Pode se perceber a existência de um nítido corte entre estas duas vertentes culturais, cujas conseqüências constituem, no plano teórico, um cenário de mútua excludência, já que o Serviço Social se configura como uma profissão que surge no interior de um conjunto de saberes antagônicos às concepções teórico-metodológicas marxianas.

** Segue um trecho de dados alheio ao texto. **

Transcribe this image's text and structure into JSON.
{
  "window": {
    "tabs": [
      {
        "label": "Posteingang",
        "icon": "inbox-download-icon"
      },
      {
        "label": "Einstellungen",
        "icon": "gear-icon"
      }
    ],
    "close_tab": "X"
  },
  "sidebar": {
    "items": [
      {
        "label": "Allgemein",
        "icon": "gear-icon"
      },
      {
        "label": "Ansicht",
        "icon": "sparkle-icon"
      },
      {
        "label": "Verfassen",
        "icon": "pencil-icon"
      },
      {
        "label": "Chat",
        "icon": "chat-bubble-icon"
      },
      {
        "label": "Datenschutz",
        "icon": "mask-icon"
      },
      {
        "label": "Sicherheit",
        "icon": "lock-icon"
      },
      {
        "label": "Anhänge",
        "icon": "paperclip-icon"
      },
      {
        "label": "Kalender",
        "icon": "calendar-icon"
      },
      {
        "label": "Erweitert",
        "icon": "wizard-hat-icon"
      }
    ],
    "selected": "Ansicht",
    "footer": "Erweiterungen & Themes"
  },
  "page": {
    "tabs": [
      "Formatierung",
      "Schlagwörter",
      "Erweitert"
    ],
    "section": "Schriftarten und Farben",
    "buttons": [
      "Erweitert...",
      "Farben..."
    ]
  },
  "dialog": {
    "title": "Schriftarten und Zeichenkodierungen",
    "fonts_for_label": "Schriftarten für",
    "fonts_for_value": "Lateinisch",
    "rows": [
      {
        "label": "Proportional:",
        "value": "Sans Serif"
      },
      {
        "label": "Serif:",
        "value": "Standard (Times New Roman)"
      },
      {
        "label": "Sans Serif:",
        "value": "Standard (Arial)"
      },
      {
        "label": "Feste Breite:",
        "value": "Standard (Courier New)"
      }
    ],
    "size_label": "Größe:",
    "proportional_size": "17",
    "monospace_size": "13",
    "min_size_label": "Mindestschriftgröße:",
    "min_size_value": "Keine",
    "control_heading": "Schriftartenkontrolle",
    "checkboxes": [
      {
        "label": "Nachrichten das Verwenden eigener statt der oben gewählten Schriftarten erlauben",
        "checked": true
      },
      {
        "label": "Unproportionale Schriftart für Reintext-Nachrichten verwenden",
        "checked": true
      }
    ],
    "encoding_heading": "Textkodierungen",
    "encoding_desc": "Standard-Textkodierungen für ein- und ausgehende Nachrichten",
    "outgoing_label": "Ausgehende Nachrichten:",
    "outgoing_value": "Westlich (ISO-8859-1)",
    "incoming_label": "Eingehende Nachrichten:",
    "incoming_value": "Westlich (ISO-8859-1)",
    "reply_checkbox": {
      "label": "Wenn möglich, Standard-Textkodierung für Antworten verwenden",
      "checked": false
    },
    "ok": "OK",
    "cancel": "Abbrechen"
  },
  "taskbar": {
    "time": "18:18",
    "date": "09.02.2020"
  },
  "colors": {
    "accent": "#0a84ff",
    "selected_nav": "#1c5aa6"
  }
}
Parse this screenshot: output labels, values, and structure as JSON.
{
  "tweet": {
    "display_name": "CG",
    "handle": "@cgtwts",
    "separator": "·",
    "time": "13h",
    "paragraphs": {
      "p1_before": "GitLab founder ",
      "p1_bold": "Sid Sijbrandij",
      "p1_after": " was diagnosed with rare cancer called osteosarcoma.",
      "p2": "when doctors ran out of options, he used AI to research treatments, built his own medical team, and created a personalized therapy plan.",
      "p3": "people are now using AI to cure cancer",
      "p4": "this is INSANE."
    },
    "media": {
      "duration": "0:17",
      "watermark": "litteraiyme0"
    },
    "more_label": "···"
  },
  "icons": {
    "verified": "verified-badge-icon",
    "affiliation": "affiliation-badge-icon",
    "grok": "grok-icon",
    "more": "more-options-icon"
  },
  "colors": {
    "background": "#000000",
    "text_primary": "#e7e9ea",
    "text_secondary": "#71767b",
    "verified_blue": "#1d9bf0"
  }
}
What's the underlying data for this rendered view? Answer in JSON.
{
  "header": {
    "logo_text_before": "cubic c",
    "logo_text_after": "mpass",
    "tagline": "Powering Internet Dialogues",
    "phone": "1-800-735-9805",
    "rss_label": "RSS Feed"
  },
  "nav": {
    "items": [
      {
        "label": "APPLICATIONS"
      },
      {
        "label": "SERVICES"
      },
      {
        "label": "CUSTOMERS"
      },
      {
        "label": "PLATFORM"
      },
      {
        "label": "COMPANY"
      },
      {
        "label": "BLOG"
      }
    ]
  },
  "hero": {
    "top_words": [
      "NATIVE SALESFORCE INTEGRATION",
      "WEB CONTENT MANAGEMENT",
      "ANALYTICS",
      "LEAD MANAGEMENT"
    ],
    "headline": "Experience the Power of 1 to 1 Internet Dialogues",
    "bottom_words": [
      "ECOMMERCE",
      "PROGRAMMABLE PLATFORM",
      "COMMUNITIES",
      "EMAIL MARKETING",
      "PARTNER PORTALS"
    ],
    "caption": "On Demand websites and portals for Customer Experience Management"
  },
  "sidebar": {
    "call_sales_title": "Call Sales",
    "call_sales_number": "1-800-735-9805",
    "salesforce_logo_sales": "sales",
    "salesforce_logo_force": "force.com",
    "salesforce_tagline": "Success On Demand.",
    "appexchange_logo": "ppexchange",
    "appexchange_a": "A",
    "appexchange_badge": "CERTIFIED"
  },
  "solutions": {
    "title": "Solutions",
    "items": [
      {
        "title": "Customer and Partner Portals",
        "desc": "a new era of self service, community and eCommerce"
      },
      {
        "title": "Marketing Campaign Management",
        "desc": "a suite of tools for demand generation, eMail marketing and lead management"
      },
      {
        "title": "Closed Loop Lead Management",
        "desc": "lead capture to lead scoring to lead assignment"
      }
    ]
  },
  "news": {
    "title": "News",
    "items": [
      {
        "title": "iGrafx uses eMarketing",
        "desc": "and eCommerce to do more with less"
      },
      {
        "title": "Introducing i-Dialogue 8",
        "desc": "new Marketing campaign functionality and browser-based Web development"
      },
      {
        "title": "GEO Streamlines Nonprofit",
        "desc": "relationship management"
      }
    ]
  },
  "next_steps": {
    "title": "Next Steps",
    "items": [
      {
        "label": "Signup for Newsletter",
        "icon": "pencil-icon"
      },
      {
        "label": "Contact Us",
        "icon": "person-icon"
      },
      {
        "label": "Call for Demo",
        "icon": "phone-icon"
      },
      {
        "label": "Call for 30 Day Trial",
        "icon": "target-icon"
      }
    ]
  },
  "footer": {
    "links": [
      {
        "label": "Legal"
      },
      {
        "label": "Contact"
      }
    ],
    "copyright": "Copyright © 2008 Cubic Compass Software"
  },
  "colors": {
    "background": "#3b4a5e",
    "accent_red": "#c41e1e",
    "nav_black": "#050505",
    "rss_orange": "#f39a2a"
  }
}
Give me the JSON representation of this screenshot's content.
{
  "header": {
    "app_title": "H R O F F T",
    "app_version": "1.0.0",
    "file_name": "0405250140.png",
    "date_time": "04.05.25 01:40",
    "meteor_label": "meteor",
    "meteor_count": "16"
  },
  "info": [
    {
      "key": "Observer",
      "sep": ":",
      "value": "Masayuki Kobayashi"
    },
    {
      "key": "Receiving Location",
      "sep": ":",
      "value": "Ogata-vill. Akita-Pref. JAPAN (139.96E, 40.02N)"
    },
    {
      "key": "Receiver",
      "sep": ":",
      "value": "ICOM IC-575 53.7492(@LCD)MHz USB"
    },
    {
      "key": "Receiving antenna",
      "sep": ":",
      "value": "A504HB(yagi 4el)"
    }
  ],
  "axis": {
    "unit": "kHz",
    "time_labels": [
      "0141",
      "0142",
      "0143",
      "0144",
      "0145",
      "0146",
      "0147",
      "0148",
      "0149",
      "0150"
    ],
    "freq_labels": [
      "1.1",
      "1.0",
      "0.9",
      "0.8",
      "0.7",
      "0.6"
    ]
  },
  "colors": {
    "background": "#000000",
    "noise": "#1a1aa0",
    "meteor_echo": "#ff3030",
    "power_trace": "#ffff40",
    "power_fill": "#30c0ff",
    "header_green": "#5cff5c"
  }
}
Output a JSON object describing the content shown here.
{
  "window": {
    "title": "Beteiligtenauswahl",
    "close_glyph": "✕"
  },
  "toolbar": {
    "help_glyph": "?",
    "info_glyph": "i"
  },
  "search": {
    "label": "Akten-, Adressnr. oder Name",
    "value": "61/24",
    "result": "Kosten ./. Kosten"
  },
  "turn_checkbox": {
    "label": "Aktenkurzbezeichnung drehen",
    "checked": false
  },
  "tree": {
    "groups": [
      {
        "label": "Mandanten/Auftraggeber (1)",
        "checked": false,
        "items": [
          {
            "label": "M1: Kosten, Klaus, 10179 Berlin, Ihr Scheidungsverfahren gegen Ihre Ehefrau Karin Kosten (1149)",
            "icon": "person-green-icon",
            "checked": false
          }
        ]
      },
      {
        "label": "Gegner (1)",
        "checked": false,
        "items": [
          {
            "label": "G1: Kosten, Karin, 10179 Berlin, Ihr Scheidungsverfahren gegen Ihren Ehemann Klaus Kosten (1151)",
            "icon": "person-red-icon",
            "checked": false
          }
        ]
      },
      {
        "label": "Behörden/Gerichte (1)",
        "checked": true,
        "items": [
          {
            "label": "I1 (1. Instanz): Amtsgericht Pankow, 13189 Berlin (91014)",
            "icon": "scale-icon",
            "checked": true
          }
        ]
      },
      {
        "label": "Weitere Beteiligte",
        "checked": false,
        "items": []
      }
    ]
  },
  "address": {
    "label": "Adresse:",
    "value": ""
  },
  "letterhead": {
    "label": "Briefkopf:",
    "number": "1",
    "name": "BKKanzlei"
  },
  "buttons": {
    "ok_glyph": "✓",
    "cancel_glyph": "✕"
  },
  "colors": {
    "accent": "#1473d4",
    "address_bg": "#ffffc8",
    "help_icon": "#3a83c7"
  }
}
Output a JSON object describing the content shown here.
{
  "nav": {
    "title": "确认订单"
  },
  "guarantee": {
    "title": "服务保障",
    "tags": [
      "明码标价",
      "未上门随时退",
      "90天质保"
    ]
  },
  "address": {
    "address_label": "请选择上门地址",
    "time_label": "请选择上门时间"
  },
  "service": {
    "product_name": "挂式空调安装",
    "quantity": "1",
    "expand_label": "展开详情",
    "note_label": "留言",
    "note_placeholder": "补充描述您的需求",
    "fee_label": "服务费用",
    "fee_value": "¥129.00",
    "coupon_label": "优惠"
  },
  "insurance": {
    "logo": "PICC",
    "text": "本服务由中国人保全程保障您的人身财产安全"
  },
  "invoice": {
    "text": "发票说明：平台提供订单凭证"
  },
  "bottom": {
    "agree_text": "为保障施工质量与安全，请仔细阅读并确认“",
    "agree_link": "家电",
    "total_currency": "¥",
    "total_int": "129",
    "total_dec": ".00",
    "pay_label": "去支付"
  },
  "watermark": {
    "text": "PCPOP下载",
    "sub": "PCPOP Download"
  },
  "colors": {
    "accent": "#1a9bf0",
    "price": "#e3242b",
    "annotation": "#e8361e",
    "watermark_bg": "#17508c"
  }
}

Ocorreu foi uma aproximação enviesada de setores do Serviço Social à tradição marxista, “um viés derivado dos constrangimentos políticos, do ecletismo teórico e do desconhecimento das fontes ‘clássicas’” (p. 98).
No entanto, os avanços e equívocos derivados dessa aproximação enviesada desenharam uma base mais sólida para recolocar a questão da interlocução entre setores do Serviço Social e a tradição marxista, projetando que tal interlocução se aprofundaria e se acentuaria.




Esta projeção efetuada pelo autor, parece ter se efetivado, sendo profuso o número de textos produzidos no interior do Serviço Social que se utilizam das contribuições da tradição marxista. Um ponto que deve ser destacado é a íntima relação entre a aproximacão do Serviço Social à tradição marxista e o surgimento de seu processo de produção de conhecimentos.



O início deste processo data dos anos oitenta, década em que o Serviço Social atinge a sua “maioridade no domínio da elaboração teórica”. Esta maioridade intelectual alcançada pelo Serviço Social só pode ser devidamente percebida se for articulada às contribuições da “tradição marxista”.